In the other blog post, I wrote about a dynamic script that executes commands in our containers. We can simply use this one and extend it.

#!/bin/bash

CA_CERT_PEM=$1

# dynamically get all running containers
containers=$(docker ps --format '{{.Names}}' )

# ...or use a static list of containers
# containers="frontend"
# containers+=" other_container" 

for container in $containers
do
    # ......
    # ...nameserver configuration from other blog post
    # ......

    # .... update CA certificates in our container
    docker cp $CA_CERT_PEM $container:/usr/local/share/ca-certificates/my-ca-cert.crt || true
    docker exec -it -u root $container bash -c "chmod 777 /usr/local/share/ca-certificates/my-ca-cert.crt" || true
    docker exec -it -u root $container bash -c "update-ca-certificates" || true
done

We have created a new variable CA_CERT_PEM to the original script. (that's just to make it reusable).

Then we have added a copy command for every container, to make sure the file is available inside the container. The sample is from an Ubuntu based system. Here we have to add these files to the /usr/local/share/ca-certificates directory. This might be different on other systems.

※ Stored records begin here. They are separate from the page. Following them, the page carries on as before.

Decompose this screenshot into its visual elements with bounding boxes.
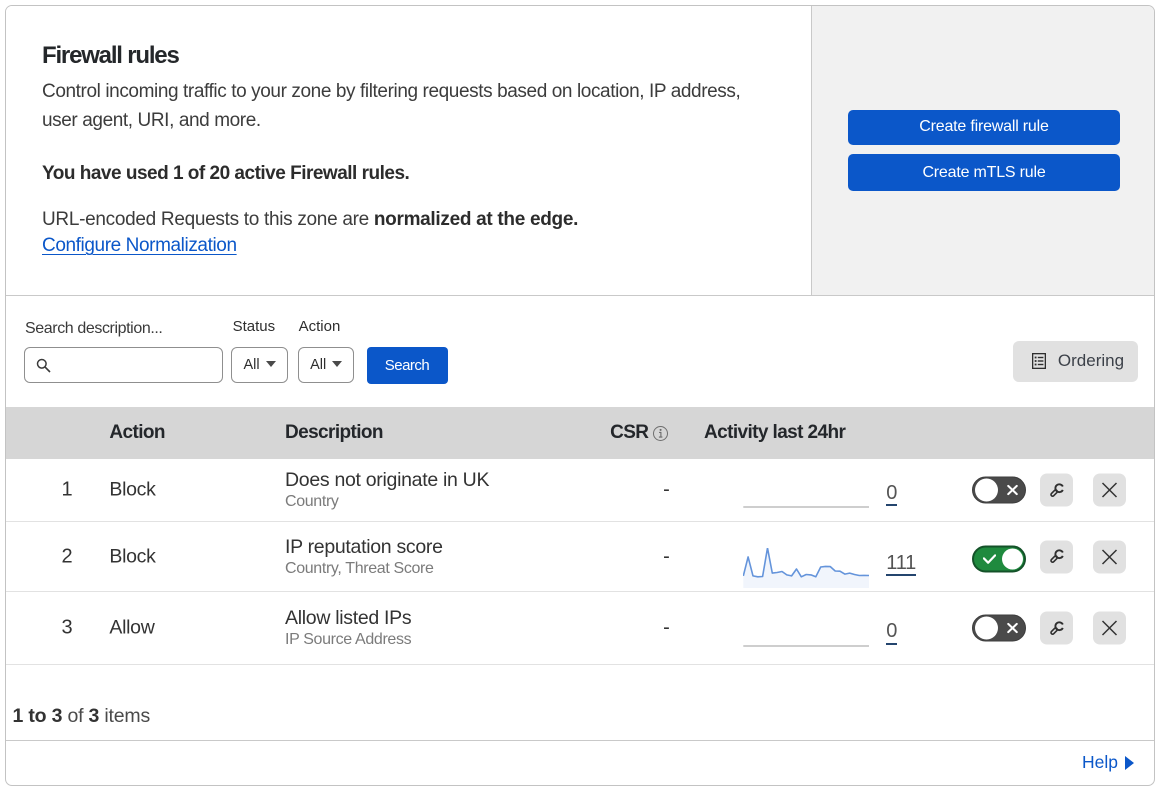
pagination-summary: 1 to 3 of 3 items xyxy=(13,705,151,728)
pagination-of: of xyxy=(62,704,89,727)
caret-right-icon xyxy=(1125,755,1134,770)
x-icon xyxy=(1101,482,1118,498)
action-select-value: All xyxy=(310,356,327,373)
wrench-icon xyxy=(1049,620,1064,635)
activity-count-link[interactable]: 111 xyxy=(886,553,916,577)
status-label: Status xyxy=(232,318,276,335)
toggle-knob xyxy=(974,616,998,640)
chevron-down-icon xyxy=(265,360,276,367)
help-link-label: Help xyxy=(1082,752,1118,772)
rule-priority: 3 xyxy=(61,616,73,639)
normalization-note: URL-encoded Requests to this zone are no… xyxy=(42,205,578,234)
rule-enabled-toggle[interactable] xyxy=(972,614,1026,642)
delete-rule-button[interactable] xyxy=(1093,540,1126,573)
page-description: Control incoming traffic to your zone by… xyxy=(42,80,741,131)
rule-csr-value: - xyxy=(663,478,670,501)
firewall-rules-card: Firewall rules Control incoming traffic … xyxy=(5,5,1155,786)
normalization-note-text: URL-encoded Requests to this zone are xyxy=(42,209,374,230)
x-icon xyxy=(1006,478,1018,503)
delete-rule-button[interactable] xyxy=(1093,473,1126,507)
column-header-csr: CSR xyxy=(610,407,669,459)
actions-panel: Create firewall rule Create mTLS rule xyxy=(811,6,1154,295)
rule-criteria: Country xyxy=(285,493,339,510)
rule-row-1: 1 Block Does not originate in UK Country - 0 xyxy=(6,459,1154,522)
ordering-button-label: Ordering xyxy=(1057,351,1125,371)
column-header-csr-label: CSR xyxy=(610,422,649,443)
activity-count-link[interactable]: 0 xyxy=(886,621,897,645)
column-header-description: Description xyxy=(285,422,384,443)
info-icon[interactable] xyxy=(653,425,669,441)
configure-normalization-link[interactable]: Configure Normalization xyxy=(42,231,237,260)
pagination-range: 1 to 3 xyxy=(12,704,63,727)
rule-action: Block xyxy=(109,545,156,567)
check-icon xyxy=(983,547,996,570)
rule-description-cell: Does not originate in UK Country xyxy=(285,468,489,512)
status-select[interactable]: All xyxy=(231,346,288,383)
status-select-value: All xyxy=(243,356,260,373)
rule-criteria: IP Source Address xyxy=(285,631,412,648)
column-header-activity: Activity last 24hr xyxy=(704,422,846,443)
pagination-total: 3 xyxy=(88,704,100,727)
rule-criteria: Country, Threat Score xyxy=(285,559,434,577)
normalization-note-bold: normalized at the edge. xyxy=(373,209,579,230)
toggle-knob xyxy=(1002,548,1023,569)
rule-description-cell: Allow listed IPs IP Source Address xyxy=(285,606,412,650)
toggle-knob xyxy=(974,478,998,502)
wrench-icon xyxy=(1049,482,1064,497)
search-description-label: Search description... xyxy=(25,320,163,337)
column-header-action: Action xyxy=(109,422,165,443)
activity-sparkline xyxy=(743,548,870,588)
rule-priority: 1 xyxy=(61,478,73,501)
rules-table-body: 1 Block Does not originate in UK Country - 0 2… xyxy=(6,459,1154,665)
rule-enabled-toggle[interactable] xyxy=(972,545,1026,572)
search-input[interactable] xyxy=(59,351,217,378)
table-header: Action Description CSR Activity last 24h… xyxy=(6,407,1154,459)
rule-description: Allow listed IPs xyxy=(285,607,412,629)
rule-description: IP reputation score xyxy=(285,535,443,558)
search-input-wrapper xyxy=(24,346,223,383)
ordering-button[interactable]: Ordering xyxy=(1013,340,1138,382)
activity-count-link[interactable]: 0 xyxy=(886,483,897,507)
page-title: Firewall rules xyxy=(42,42,180,69)
search-button[interactable]: Search xyxy=(366,347,448,384)
overview-text-panel: Firewall rules Control incoming traffic … xyxy=(6,6,811,295)
rule-csr-value: - xyxy=(663,545,670,567)
rule-priority: 2 xyxy=(61,545,73,567)
x-icon xyxy=(1006,616,1018,641)
pagination-bar: 1 to 3 of 3 items xyxy=(6,665,1154,741)
help-footer: Help xyxy=(6,741,1154,785)
x-icon xyxy=(1101,620,1118,636)
create-mtls-rule-button[interactable]: Create mTLS rule xyxy=(848,154,1120,191)
rule-row-2: 2 Block IP reputation score Country, Threat… xyxy=(6,522,1154,592)
wrench-icon xyxy=(1049,549,1064,563)
create-firewall-rule-button[interactable]: Create firewall rule xyxy=(848,109,1120,145)
help-link[interactable]: Help xyxy=(1082,752,1134,773)
activity-sparkline xyxy=(743,645,869,647)
rule-enabled-toggle[interactable] xyxy=(972,476,1026,504)
action-select[interactable]: All xyxy=(298,346,355,383)
edit-rule-button[interactable] xyxy=(1040,611,1073,645)
pagination-items-label: items xyxy=(99,704,151,727)
rule-row-3: 3 Allow Allow listed IPs IP Source Address -… xyxy=(6,592,1154,665)
delete-rule-button[interactable] xyxy=(1093,611,1126,645)
activity-sparkline xyxy=(743,506,869,508)
usage-summary: You have used 1 of 20 active Firewall ru… xyxy=(42,162,410,184)
ordering-list-icon xyxy=(1031,353,1046,370)
x-icon xyxy=(1101,548,1118,565)
overview-section: Firewall rules Control incoming traffic … xyxy=(6,6,1154,296)
action-label: Action xyxy=(298,318,341,335)
edit-rule-button[interactable] xyxy=(1040,540,1073,573)
edit-rule-button[interactable] xyxy=(1040,473,1073,507)
rule-description: Does not originate in UK xyxy=(285,469,490,491)
rule-csr-value: - xyxy=(663,616,670,639)
rule-action: Allow xyxy=(109,616,155,639)
search-icon xyxy=(36,358,51,373)
rule-description-cell: IP reputation score Country, Threat Score xyxy=(285,535,443,579)
rule-action: Block xyxy=(109,478,156,501)
filter-bar: Search description... Status All Action … xyxy=(6,297,1154,407)
chevron-down-icon xyxy=(332,360,343,367)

Please also note, that we rename it to be a crt file. This is because the update-ca-certificates command expects a crt file.

After setting permissions, we just need to run the update-ca-certificates command to register the certificate. Please note, that I have used permissions 777 in this local container, to make sure it always works. 777 is of course generally not recommended ;)

Let's run our script on our existing containers, and provide our rootCA.pem file.

sh scripts/configure_containers.sh ./certs/my-shop.dev/rootCA.pem

If you now connect into our application container, you should be able to successfully run a curl command with HTTPS and without the -k flag.

curl https://www.my-shop.dev



And that's it.

Just imagine creating something like a make setup command for your developers that creates local certificate files on their machines. Followed by a make start command that starts the Docker containers and prepares the domain nameserver entries as well as the certificates.

Without any developer interaction, the host and all containers can fully connect to each other by using domains and locally trusted SSL certificates.

For me, this is a must-have for fully automated and complex local developer setups!

Conclusion

It's indeed a bit of work with the first setup.
But once you manage that, you can create easy and automated scripts for all your projects.

No more troubles, special configurations or even skipping SSL verification in your applications.